We performed theoretical analysis of a gene network sub-system, containing a feed forward loop (FFL) mediated by transcription factor (TF) and miRNA. We shown that mechanisms of miRNA action lead to various dynamical behaviour of FFL during cell cycle, essentially, at early stages, and govern their ability to dampen noise caused by TF fluctuations.

The molecular mechanisms of miRNA action are not clear so far, and we investigate three mathematical models [1], that describe the gene expression in miRNA-mediated FFL and are based on the 1st order non-linear coupled O.D.E. We solved in closed form the equations with regulation terms containing the Hill functions. The solutions provide a genuine 'check point' for numerical simulations, and we studied their dependence on variations in time, initial conditions, coefficients etc .

We rigorously proven the uniqueness of solutions, i.e., in the models there is the one-to-one correspondence between the given parameter set and the solution, describing temporal dynamics of target protein production in FFL. In addition to qualitative consideration [1] based on steady state data only, we first examined the FFL temporal dynamics quantitatively and at the whole time interval of cell cycle. We show [2] that FFLs mediated by miRNA and TF may have many possible outcomes, depending on interaction between the loop elements. The target protein profiles can take different forms uniquely defined by initial conditions and model coefficients.

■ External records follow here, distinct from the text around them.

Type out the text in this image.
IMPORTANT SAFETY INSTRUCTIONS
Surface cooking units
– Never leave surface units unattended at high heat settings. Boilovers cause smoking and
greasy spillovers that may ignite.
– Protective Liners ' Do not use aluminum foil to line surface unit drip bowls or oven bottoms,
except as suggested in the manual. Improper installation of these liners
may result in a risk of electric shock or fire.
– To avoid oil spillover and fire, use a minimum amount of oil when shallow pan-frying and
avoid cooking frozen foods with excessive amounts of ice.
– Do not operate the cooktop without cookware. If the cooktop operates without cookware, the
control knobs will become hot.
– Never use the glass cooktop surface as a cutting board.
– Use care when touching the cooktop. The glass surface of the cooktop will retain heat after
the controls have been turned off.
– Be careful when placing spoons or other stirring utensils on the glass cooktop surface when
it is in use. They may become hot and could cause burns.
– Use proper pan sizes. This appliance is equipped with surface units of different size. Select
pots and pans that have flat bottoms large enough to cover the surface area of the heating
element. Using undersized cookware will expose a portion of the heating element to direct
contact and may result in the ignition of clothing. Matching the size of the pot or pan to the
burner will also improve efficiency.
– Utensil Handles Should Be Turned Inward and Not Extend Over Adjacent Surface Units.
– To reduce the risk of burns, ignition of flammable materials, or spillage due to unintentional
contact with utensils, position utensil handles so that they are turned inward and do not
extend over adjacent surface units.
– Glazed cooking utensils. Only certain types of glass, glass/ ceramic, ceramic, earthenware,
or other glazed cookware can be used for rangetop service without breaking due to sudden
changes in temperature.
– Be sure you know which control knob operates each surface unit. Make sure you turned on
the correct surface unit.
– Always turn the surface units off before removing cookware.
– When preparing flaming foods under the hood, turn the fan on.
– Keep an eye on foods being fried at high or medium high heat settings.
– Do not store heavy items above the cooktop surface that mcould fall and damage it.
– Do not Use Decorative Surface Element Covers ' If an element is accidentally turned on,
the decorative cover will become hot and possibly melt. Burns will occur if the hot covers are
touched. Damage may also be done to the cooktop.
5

FFLs show distinctive ability to dampen the TF fluctuations, depending on the mechanism of miRNA action. Analytical results show that one may predicate that a noise arisen at early stage in TF production in all loops and models will be translated into miRNA and target protein in alignment with the Hill functions in a model. For example, we found that when the noise amplitude is high, but the total amount (the regular one plus noise fluctuations) of miRNA is intermediate (the Hill function is far from limits), then the noise is

translated directly into the protein production and will not be suppressed by a loop. When the noise amplitude is still high, however, the total amount of miRNA is sufficiently high, too (the Hill function is close to any of limits), then the noise level is relatively small to disturb the protein production and will be suppressed by a loop.

To sum up, the analysis of temporal behaviour of the FFL together with the ability to find out a unique solution for any set of parameters may help a biologist to select the most feasible mechanism of miRNA action for the type of FFL given.


1. M.Osella et al. PLoS Computational Biology, 7, 3, e1001101 (2011).

2. Duk M.A., Samsonov A.M., Samsonova M.G. in: Proc. DD-2013, p 42-46. ISBN 978-1-4799-1037-3.